El error «de buena fe» en la contabilidad de trabajadores extranjeros, tal como lo ha calificado la ministra del Interior, Jacqui Smith, supone también otro problema para Gordon Brown. Desde poco después de llegar al puesto primer ministro, Brown ha venido repitiendo la frase «puestos de trabajo británicos para los trabajadores británicos», más propia de ciertas formulaciones populistas y nada acorde con las prescripciones de la UE.
Ahora se ha sabido que de los algo más de dos millones de puestos de trabajo creados por los laboristas en 1997, la mitad han ido a parar a trabajadores extranjeros, algo que desmiente la versión dada hasta ahora por el Gobierno.
Este nuevo debate sobre la inmigración y demografía ha contado también con sus anécdotas. La cadena de televisión Sky News se ha debido de excusar por una palabra soltada por una presentadora de informativos, Julie Etchingham, desconocera de que el micrófono estaba abierto.

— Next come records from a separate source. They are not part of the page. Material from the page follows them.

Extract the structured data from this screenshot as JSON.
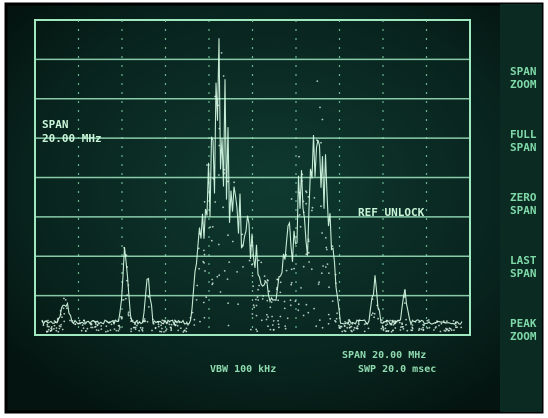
{
  "screen": {
    "span_label": "SPAN",
    "span_value": "20.00 MHz",
    "status": "REF UNLOCK",
    "softkeys": [
      [
        "SPAN",
        "ZOOM"
      ],
      [
        "FULL",
        "SPAN"
      ],
      [
        "ZERO",
        "SPAN"
      ],
      [
        "LAST",
        "SPAN"
      ],
      [
        "PEAK",
        "ZOOM"
      ]
    ],
    "footer": {
      "center": "VBW 100 kHz",
      "span": "SPAN 20.00 MHz",
      "sweep": "SWP 20.0 msec"
    }
  }
}
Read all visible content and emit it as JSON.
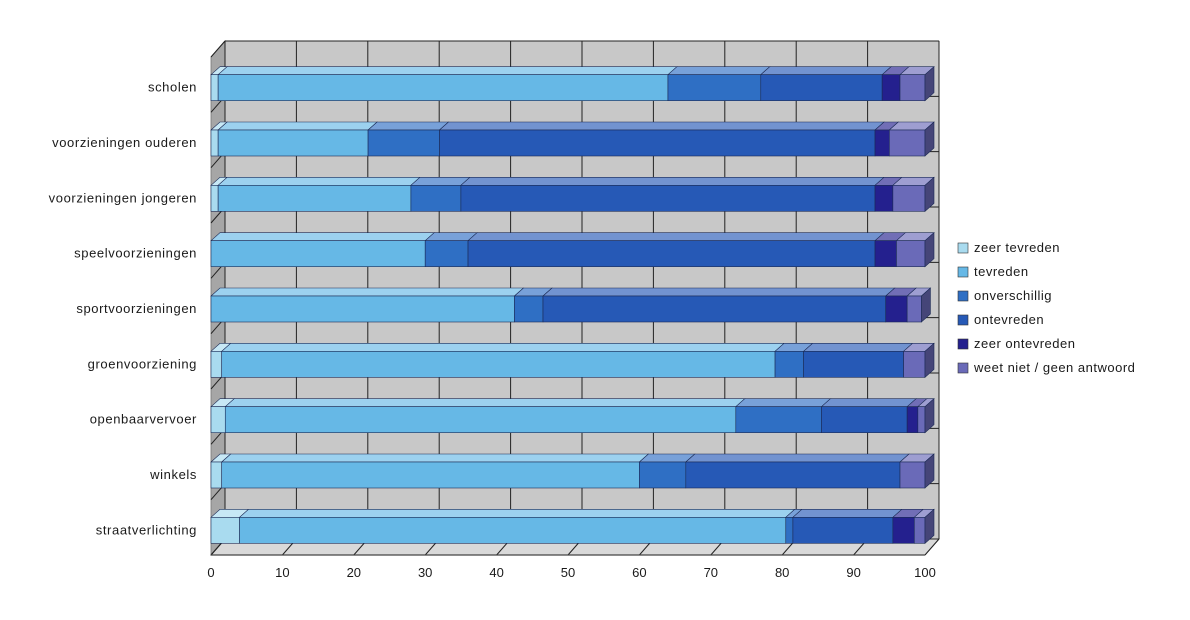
{
  "chart_data": {
    "type": "bar",
    "orientation": "horizontal",
    "stacked": true,
    "three_d": true,
    "categories": [
      "scholen",
      "voorzieningen ouderen",
      "voorzieningen jongeren",
      "speelvoorzieningen",
      "sportvoorzieningen",
      "groenvoorziening",
      "openbaarvervoer",
      "winkels",
      "straatverlichting"
    ],
    "series": [
      {
        "name": "zeer tevreden",
        "color": "#a9dbef",
        "values": [
          1,
          1,
          1,
          0,
          0,
          1.5,
          2,
          1.5,
          4
        ]
      },
      {
        "name": "tevreden",
        "color": "#66b8e6",
        "values": [
          63,
          21,
          27,
          30,
          42.5,
          77.5,
          71.5,
          58.5,
          76.5
        ]
      },
      {
        "name": "onverschillig",
        "color": "#2f6fc4",
        "values": [
          13,
          10,
          7,
          6,
          4,
          4,
          12,
          6.5,
          1
        ]
      },
      {
        "name": "ontevreden",
        "color": "#2659b6",
        "values": [
          17,
          61,
          58,
          57,
          48,
          14,
          12,
          30,
          14
        ]
      },
      {
        "name": "zeer ontevreden",
        "color": "#24208e",
        "values": [
          2.5,
          2,
          2.5,
          3,
          3,
          0,
          1.5,
          0,
          3
        ]
      },
      {
        "name": "weet niet / geen antwoord",
        "color": "#6a6ab8",
        "values": [
          3.5,
          5,
          4.5,
          4,
          2,
          3,
          1,
          3.5,
          1.5
        ]
      }
    ],
    "xlim": [
      0,
      100
    ],
    "xticks": [
      0,
      10,
      20,
      30,
      40,
      50,
      60,
      70,
      80,
      90,
      100
    ],
    "grid": true,
    "legend": {
      "placement": "right",
      "entries": [
        "zeer tevreden",
        "tevreden",
        "onverschillig",
        "ontevreden",
        "zeer ontevreden",
        "weet niet / geen antwoord"
      ]
    },
    "wall_color": "#c8c8c8",
    "floor_color": "#d9d9d9"
  }
}
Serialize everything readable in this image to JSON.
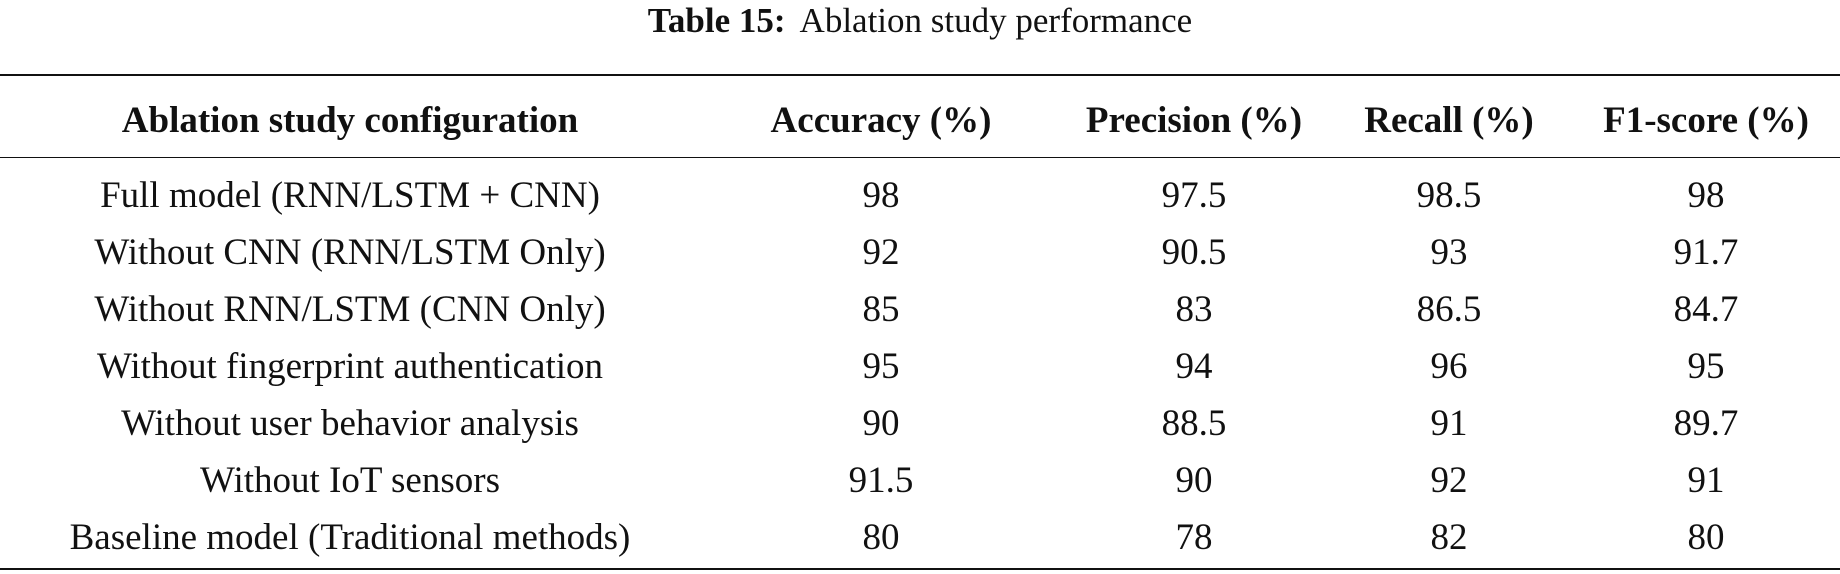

Cuando se mostraron unas imágenes con declaraciones de Cameron, en las que éste decía que parte del crecimiento de la población se debe a causas naturales, como las tasas de natalidad y mortalidad, por lo que en esto «nuestra política obvia debería ser…», la presentadora dijo «exterminación».
El líder «tory» se ha disculpado ante el embajador de Lituania por decir que muchas subvenciones otorgadas a inmigrantes constituyen un despilfarro de dinero, como cuando el Ministerio de Cultura subvenciona «la danza de una pierna de las tropas lituanas».